EVERYTHING, EVERYTHING

We’re apparently deep in John Green territory at the beginning of this teen soap opera based on a YA novel by Nicola Yoon. But while the author of “The Fault in Our Stars” treated the subject of mortality at a young age with a degree of seriousness, in “Everything, Everything” it’s just a crude—and in the end deceptive—device for a cutesy romance. Green’s work might not have been profound, but if this movie is any indication, Yoon’s is simply shallow and sappy.

That isn’t to say that the movie’s young stars don’t make an attractive pair; they’re hardly great actors, but they’re certainly good-looking. Amandla Stenberg is Maddy Whittier, a winsome eighteen-year girl who lives an isolated life with her mother Pauline (Anika Noni Rose), who is also her doctor, in a suburban California home outfitted to maintain a secure environment for her. Maddy suffers from SCID—severe combined immunodeficiency—and to venture outside could be fatal. Her only visitors are her long-time nurse Carla (Ana de la Reguera) and her daughter Rosa (Danube R. Hermosillo).

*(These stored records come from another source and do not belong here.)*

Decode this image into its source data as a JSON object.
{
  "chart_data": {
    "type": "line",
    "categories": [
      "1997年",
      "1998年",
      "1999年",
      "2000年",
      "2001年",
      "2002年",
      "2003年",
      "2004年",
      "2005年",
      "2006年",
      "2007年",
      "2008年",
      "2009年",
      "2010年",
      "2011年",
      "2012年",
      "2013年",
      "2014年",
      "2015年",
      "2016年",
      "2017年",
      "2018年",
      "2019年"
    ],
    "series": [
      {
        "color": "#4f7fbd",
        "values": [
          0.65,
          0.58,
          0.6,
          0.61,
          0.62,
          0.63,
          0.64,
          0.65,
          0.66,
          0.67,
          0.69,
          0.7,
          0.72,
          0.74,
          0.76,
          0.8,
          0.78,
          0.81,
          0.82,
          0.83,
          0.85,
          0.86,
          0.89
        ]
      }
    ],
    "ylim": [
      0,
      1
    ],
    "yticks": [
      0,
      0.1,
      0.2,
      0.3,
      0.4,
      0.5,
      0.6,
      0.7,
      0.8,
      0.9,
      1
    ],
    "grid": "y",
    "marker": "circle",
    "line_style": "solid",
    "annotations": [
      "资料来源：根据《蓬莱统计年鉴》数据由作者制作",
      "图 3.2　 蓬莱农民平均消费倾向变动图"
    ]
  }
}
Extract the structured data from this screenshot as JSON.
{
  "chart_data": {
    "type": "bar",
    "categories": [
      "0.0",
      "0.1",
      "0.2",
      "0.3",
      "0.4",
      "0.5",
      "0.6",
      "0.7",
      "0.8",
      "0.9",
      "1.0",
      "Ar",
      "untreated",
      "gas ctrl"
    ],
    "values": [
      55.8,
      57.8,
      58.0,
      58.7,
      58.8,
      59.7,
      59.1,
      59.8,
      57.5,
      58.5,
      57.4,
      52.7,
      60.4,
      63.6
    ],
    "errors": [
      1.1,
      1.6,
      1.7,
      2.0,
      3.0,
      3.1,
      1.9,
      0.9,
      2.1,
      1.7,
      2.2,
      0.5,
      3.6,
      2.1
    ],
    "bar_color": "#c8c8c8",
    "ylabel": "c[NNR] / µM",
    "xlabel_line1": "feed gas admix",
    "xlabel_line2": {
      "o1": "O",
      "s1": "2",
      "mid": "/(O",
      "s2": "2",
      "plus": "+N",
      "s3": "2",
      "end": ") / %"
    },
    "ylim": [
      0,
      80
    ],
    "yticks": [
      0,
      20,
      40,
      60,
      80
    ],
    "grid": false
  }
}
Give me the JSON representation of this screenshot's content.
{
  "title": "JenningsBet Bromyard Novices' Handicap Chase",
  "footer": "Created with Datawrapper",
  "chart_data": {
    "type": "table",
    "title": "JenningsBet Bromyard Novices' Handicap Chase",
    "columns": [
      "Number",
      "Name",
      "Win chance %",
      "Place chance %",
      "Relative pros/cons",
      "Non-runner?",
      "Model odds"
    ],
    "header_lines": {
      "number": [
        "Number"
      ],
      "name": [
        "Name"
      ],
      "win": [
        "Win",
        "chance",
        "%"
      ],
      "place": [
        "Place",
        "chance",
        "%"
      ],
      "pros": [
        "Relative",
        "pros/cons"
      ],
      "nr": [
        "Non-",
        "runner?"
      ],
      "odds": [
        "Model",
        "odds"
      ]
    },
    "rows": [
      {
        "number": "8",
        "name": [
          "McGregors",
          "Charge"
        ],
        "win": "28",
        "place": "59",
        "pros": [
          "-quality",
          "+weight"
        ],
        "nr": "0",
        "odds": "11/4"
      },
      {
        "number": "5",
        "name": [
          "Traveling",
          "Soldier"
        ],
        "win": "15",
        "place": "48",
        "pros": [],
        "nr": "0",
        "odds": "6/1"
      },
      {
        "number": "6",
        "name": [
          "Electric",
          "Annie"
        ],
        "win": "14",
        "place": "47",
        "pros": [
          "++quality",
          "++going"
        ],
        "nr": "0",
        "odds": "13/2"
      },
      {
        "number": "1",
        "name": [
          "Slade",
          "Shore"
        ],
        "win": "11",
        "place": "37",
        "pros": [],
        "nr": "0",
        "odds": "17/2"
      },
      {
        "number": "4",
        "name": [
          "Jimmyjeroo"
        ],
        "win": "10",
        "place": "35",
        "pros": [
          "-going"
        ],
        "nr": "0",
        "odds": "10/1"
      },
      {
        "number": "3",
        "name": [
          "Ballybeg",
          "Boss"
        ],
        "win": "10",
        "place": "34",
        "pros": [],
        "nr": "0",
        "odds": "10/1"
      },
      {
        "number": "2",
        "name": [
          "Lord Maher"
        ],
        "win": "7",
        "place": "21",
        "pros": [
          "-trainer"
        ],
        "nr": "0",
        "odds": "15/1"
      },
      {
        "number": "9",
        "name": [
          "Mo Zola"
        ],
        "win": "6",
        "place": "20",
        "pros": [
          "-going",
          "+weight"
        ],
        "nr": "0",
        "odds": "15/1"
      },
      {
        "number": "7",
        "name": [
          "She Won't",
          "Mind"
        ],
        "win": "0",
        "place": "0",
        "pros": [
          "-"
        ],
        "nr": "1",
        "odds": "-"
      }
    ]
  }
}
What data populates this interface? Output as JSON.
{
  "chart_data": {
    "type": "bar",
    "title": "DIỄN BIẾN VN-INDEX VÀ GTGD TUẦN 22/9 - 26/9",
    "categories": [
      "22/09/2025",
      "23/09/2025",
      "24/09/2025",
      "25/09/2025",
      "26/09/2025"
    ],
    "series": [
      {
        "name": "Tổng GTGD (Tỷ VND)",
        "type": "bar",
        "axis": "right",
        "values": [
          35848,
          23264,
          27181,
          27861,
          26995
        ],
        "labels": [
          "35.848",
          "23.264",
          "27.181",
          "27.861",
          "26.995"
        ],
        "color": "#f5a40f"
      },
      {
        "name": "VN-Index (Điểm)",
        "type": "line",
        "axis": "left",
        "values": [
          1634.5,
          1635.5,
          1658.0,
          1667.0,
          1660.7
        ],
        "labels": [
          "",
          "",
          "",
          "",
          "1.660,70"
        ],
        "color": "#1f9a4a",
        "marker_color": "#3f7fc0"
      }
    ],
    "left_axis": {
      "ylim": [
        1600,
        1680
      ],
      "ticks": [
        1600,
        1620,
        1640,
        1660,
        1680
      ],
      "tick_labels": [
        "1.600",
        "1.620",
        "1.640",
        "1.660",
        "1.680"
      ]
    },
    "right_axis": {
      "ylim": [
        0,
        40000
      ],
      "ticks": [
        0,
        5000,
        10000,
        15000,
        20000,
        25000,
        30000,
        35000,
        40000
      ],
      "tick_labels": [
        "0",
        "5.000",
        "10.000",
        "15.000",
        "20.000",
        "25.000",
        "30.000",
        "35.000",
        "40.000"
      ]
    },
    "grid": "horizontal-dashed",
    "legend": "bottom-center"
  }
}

Maddy aches to be free to experience the world—especially the ocean—but her dream of liberation, symbolized by the figure of a suited astronaut (Sage Brocklebank) who appears periodically in her dreams—is impeded not only by her illness but by the intense watchfulness of Pauline, who, having lost her husband and son in a car crash, is determined not to lose Maddy as well.

All changes when a new family moves in across the street. It’s a troubled bunch with an alcoholic, abusive father, but teen Olly (Nick Robinson) is a charming kid, and flashes his smile at Maddy from the window of his room; she reciprocates, and before you can see shooting stars they’ve gotten close—in a purely platonic sense, of course. Carla will help them actually to get together in the same room—an act that Pauline will treat as a betrayal—but even when Maddy falls ill their puppy love will continue to grow. That will ultimately lead to Maddy’s decision to risk everything to be with Olly, and, after they go off together, brings a revelation that makes a happy ending all too easy.

That weird denouement, unfortunately, is characteristic of the entire picture. “Everything, Everything” presents itself as a portrait of a young woman whose very life is endangered by even a moment’s exposure to the air outside the controlled environment provided by her house, but it treats her condition with ludicrous casualness; Maddy not only ventures outdoors at the drop of a boyfriend, but risks everything by becoming a runaway. Even her devoted nurse supposedly puts her in danger by allowing another person into the girl’s special space (the picture doesn’t even bother to show Olly being “decontaminated” before visiting her).

That nonchalance about the basic premise is accentuated by director Stella Meghie’s overall approach to the material, which is too slick by half, emphasizing woozy teen romanticism over any hint of realism. The gauzy cinematography of Igor Jadue-Lillo and the alternately swooning and tinkling score by Ludwig Goransson add to the soapy ambience. In the end “Everything, Everything” is a disease-of-the-week movie that turns out to be a massive cheat in every possible respect.

It’s possible that some easy-to-please tween girls will find the sight of pretty young Stenberg and Robinson gamboling on the beach, and even sharing a very chaste kiss, enough to make the movie watchable. Since the remainder of the cast frankly contribute little consequential to the mix (though Reguera is likable and Rose is convincingly stern), they are all the picture actually has to offer, and as attractive as they are, that won’t be enough for most people. Ultimately “Everything, Everything” amounts to very little.